Re: [PATCH 09/10] iomap: add a IOMAP_DIO_NOALLOC flag
From: Avi Kivity <hidden>
Date: 2021-01-14 10:44:30
Also in:
linux-fsdevel
On 1/14/21 12:23 PM, Brian Foster wrote:
On Thu, Jan 14, 2021 at 09:49:35AM +1100, Dave Chinner wrote:quoted
On Wed, Jan 13, 2021 at 10:32:15AM -0500, Brian Foster wrote:quoted
On Wed, Jan 13, 2021 at 10:29:23AM +1100, Dave Chinner wrote:quoted
On Tue, Jan 12, 2021 at 05:26:15PM +0100, Christoph Hellwig wrote:quoted
Add a flag to request that the iomap instances do not allocate blocks by translating it to another new IOMAP_NOALLOC flag.Except "no allocation" that is not what XFS needs for concurrent sub-block DIO. We are trying to avoid external sub-block IO outside the range of the user data IO (COW, sub-block zeroing, etc) so that we don't trash adjacent sub-block IO in flight. This means we can't do sub-block zeroing and that then means we can't map unwritten extents or allocate new extents for the sub-block IO. It also means the IO range cannot span EOF because that triggers unconditional sub-block zeroing in iomap_dio_rw_actor(). And because we may have to map multiple extents to fully span an IO range, we have to guarantee that subsequent extents for the IO are also written otherwise we have a partial write abort case. Hence we have single extent limitations as well. So "no allocation" really doesn't describe what we want this flag to at all. If we're going to use a flag for this specific functionality, let's call it what it is: IOMAP_DIO_UNALIGNED/IOMAP_UNALIGNED and do two things with it. 1. Make unaligned IO a formal part of the iomap_dio_rw() behaviour so it can do the common checks to for things that need exclusive serialisation for unaligned IO (i.e. avoid IO spanning EOF, abort if there are cached pages over the range, etc). 2. require the filesystem mapping callback do only allow unaligned IO into ranges that are contiguous and don't require mapping state changes or sub-block zeroing to be performed during the sub-block IO.Something I hadn't thought about before is whether applications might depend on current unaligned dio serialization for coherency and thus break if the kernel suddenly allows concurrent unaligned dio to pass through. Should this be something that is explicitly requested by userspace?If applications are relying on an undocumented, implementation specific behaviour of a filesystem that only occurs for IOs of a certain size for implicit data coherency between independent, non-overlapping DIOs and/or page cache IO, then they are already broken and need fixing because that behaviour is not guaranteed to occur. e.g. 512 byte block size filesystem does not provide such serialisation, so if the app depends on 512 byte DIOs being serialised completely by the filesytem then it already fails on 512 byte block size filesystems.I'm not sure how the block size relates beyond just changing the alignment requirements..?quoted
So, no, we simply don't care about breaking broken applications that are already broken.I agree in general, but I'm not sure that helps us on the "don't break userspace" front.

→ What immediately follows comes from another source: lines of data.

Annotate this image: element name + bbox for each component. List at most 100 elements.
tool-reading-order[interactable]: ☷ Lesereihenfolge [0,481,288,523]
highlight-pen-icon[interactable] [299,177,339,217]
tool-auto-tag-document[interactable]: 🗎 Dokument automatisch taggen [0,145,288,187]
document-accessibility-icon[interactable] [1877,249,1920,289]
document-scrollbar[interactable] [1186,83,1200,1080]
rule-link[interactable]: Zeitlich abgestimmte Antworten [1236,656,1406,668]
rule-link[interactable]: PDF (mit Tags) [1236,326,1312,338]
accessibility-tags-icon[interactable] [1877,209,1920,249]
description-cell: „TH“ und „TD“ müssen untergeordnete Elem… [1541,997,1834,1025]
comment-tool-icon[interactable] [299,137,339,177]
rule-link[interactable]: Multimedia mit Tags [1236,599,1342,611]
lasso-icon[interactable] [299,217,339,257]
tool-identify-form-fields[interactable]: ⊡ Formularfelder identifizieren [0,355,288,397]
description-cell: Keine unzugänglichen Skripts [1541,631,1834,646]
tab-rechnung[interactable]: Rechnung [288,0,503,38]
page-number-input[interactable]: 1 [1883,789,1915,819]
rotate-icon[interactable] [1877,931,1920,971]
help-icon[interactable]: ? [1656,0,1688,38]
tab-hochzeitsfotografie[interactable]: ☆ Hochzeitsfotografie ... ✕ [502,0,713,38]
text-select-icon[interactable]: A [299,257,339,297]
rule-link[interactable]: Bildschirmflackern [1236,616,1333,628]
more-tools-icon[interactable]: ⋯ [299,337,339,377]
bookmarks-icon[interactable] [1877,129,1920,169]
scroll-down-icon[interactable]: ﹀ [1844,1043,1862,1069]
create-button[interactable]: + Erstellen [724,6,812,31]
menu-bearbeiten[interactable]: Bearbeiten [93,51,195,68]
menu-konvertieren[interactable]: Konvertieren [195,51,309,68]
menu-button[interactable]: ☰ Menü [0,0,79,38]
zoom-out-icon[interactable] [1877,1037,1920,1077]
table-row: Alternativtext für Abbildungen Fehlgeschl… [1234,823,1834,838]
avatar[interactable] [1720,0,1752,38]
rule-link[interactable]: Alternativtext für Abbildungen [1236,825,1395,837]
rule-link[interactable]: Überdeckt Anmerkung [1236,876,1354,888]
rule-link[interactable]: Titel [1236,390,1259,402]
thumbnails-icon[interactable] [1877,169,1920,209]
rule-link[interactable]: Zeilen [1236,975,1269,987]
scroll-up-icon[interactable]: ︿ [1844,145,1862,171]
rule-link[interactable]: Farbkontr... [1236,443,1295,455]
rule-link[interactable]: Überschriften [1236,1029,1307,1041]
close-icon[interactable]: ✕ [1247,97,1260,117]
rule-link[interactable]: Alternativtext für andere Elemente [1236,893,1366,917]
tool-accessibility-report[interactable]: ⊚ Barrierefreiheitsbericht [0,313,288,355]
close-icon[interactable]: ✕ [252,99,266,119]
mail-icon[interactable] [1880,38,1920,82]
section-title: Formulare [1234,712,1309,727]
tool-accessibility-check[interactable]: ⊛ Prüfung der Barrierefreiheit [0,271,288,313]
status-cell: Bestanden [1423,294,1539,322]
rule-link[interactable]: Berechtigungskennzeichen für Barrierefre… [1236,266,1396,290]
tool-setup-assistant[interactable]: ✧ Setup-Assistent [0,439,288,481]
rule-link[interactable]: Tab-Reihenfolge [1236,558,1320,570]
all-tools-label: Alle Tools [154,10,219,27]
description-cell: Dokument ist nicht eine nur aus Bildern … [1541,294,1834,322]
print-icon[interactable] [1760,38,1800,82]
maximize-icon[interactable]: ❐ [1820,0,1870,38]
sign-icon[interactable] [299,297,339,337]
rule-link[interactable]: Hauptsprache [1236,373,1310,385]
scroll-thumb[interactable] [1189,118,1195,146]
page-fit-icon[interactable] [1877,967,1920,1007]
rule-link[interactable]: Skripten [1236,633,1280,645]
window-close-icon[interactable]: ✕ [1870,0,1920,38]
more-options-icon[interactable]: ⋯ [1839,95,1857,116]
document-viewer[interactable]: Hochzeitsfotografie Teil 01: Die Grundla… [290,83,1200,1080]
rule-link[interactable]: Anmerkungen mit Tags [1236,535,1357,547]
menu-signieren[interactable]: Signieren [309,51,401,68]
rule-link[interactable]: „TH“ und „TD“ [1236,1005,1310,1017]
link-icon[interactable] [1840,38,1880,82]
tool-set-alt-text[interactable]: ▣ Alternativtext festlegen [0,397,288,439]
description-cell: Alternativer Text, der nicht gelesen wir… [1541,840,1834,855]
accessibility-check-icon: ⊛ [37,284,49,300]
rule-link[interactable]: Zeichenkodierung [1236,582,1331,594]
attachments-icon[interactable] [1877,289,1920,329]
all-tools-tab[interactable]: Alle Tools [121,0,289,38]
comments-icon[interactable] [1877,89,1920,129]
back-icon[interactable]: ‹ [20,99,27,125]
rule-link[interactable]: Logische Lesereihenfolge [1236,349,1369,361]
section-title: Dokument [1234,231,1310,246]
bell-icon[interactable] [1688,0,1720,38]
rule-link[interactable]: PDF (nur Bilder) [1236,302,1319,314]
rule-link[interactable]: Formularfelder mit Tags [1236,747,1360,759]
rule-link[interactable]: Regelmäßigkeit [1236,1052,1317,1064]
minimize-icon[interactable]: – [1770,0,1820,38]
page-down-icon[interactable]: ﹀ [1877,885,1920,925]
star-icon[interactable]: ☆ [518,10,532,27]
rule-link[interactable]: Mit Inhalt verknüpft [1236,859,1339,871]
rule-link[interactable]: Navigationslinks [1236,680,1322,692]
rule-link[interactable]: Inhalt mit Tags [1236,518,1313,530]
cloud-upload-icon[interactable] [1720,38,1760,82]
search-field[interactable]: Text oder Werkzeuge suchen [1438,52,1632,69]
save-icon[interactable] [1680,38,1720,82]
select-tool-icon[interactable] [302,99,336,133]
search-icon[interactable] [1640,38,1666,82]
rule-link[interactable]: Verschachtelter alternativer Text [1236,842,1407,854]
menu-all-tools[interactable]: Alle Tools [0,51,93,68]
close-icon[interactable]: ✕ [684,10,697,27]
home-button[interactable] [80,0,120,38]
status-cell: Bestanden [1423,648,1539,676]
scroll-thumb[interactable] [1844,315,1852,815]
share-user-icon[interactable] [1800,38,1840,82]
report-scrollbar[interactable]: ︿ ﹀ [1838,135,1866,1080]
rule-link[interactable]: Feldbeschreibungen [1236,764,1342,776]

We can call userspace broken all we want, but if some application has such a workload that historically functions correctly due to this serialization and all of a sudden starts to cause data corruption because we decide to remove it, I fear we'd end up taking the blame regardless. :/
I think it's unlikely. Application writers rarely know about such issues, so they can't knowingly depend on them. The sub-sub-genre of application writers who rely on dio/aio will be a lot more careful and wary of the filesystem. In this particular case, triggering serialization also triggers blocking in io_submit, which is the aio/dio user's worst nightmare, by several orders of magnitude than the runner up. I have code to detect these cases and try to prevent serialization, or, when serialization is inevitable, do the serialization in userspace so my io_submits don't get blocked.